The Department of Justice – in conjunction with the International Association of Chiefs of Police – is calling on internet service providers to hang onto customer usage data for up to two years.
Deputy assistant attorney general Jason Weinstein told the House Judiciary Subcommittee on Crime, Terrorism and Homeland Security yesterday that internet and cellphone records are becoming increasingly important in both federal and local investigations.
“In many cases, these records are the only available evidence that allows us to investigate who committed crimes on the internet,” he said. “They may be the only way to learn, for example, that a certain internet address was used by a particular human being to engage in or facilitate a criminal offense.”
Weinstein listed a number of heart-breaking cases that he said had proved unsolvable because ISPs had already deleted relevant records.
And he suggested that the retention of such records could actually boost users’ privacy.
“In particular, foreign actors, including cyber criminals, routinely and unlawfully access data in the United States pertaining to individuals that most people would regard as highly personal and private,” he said.
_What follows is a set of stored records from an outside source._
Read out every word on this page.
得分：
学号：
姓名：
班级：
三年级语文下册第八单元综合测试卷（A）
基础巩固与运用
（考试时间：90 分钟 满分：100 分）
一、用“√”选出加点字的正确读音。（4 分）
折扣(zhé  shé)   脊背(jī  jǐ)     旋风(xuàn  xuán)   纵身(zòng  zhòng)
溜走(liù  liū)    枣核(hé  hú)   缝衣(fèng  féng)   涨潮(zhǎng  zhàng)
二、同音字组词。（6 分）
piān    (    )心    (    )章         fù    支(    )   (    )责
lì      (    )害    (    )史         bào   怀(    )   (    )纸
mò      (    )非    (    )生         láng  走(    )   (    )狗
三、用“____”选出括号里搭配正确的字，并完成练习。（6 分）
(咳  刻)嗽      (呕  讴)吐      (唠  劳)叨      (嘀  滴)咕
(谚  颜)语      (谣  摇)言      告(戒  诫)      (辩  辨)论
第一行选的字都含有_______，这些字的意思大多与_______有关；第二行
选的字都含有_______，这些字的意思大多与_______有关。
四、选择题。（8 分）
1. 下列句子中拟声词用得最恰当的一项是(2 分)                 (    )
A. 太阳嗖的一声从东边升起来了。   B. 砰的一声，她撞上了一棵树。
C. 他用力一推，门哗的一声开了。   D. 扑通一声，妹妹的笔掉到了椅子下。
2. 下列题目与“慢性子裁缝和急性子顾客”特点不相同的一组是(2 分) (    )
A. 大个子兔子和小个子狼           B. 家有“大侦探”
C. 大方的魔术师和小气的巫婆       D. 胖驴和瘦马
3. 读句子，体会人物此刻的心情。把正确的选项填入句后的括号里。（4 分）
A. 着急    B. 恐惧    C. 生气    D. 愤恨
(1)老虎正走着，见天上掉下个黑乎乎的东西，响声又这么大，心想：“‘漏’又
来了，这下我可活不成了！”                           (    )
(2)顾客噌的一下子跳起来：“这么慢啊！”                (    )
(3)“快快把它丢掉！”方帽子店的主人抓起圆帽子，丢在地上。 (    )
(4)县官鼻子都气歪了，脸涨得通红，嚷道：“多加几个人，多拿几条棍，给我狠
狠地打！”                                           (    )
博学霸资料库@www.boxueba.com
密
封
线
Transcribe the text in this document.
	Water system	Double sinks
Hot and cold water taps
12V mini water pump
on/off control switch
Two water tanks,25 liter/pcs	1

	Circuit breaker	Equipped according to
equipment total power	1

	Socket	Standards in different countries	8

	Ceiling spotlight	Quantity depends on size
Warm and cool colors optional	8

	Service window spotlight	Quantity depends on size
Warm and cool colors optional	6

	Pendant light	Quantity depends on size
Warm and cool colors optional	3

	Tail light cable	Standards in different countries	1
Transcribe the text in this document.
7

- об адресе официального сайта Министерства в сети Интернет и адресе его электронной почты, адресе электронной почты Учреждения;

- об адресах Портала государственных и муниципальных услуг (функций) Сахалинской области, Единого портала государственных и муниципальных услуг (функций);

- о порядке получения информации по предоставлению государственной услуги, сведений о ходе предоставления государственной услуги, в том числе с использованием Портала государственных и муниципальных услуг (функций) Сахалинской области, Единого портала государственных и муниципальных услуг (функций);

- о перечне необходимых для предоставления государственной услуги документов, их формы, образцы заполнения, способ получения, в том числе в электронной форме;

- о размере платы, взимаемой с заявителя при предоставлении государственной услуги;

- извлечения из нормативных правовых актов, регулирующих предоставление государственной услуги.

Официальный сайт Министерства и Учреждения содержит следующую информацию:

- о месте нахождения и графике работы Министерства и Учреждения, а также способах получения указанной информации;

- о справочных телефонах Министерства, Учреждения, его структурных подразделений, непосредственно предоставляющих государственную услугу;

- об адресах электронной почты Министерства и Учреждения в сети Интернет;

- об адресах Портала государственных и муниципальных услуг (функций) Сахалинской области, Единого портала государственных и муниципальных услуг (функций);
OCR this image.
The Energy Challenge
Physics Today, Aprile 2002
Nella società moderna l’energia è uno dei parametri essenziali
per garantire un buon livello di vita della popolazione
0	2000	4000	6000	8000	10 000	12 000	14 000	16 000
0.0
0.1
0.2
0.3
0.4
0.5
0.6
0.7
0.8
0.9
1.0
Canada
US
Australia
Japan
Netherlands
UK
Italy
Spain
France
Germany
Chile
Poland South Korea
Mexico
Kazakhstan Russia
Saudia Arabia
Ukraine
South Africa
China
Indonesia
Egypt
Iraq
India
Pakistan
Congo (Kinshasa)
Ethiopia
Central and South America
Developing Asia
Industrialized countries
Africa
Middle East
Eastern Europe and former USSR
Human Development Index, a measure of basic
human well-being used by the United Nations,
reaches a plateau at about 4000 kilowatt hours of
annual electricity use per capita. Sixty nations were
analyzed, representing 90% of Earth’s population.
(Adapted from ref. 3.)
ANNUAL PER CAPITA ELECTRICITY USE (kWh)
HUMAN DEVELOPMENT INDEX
“Data retention can help mitigate those threats by enabling effective prosecution of those crimes.”
But the Electronic Frontier Foundation begs to differ.
“Advocates for data retention typically focus narrowly on the benefits afforded to law enforcement without accounting for the massive costs and extreme security risks that come with storing significant quantities of data about every Internet user — databanks that will prove to be irresistible not only to government investigators but also civil litigants (read: ex-spouses, insurance companies, disgruntled neighbors) and malicious hackers of every stripe,” says EFF activist Richard Esguerra.
“A legal obligation to log users’ internet use, paired with weak federal privacy laws that allow the government to easily obtain those records, would dangerously expand the government’s ability to surveil its citizens, damage privacy, and chill freedom of expression.”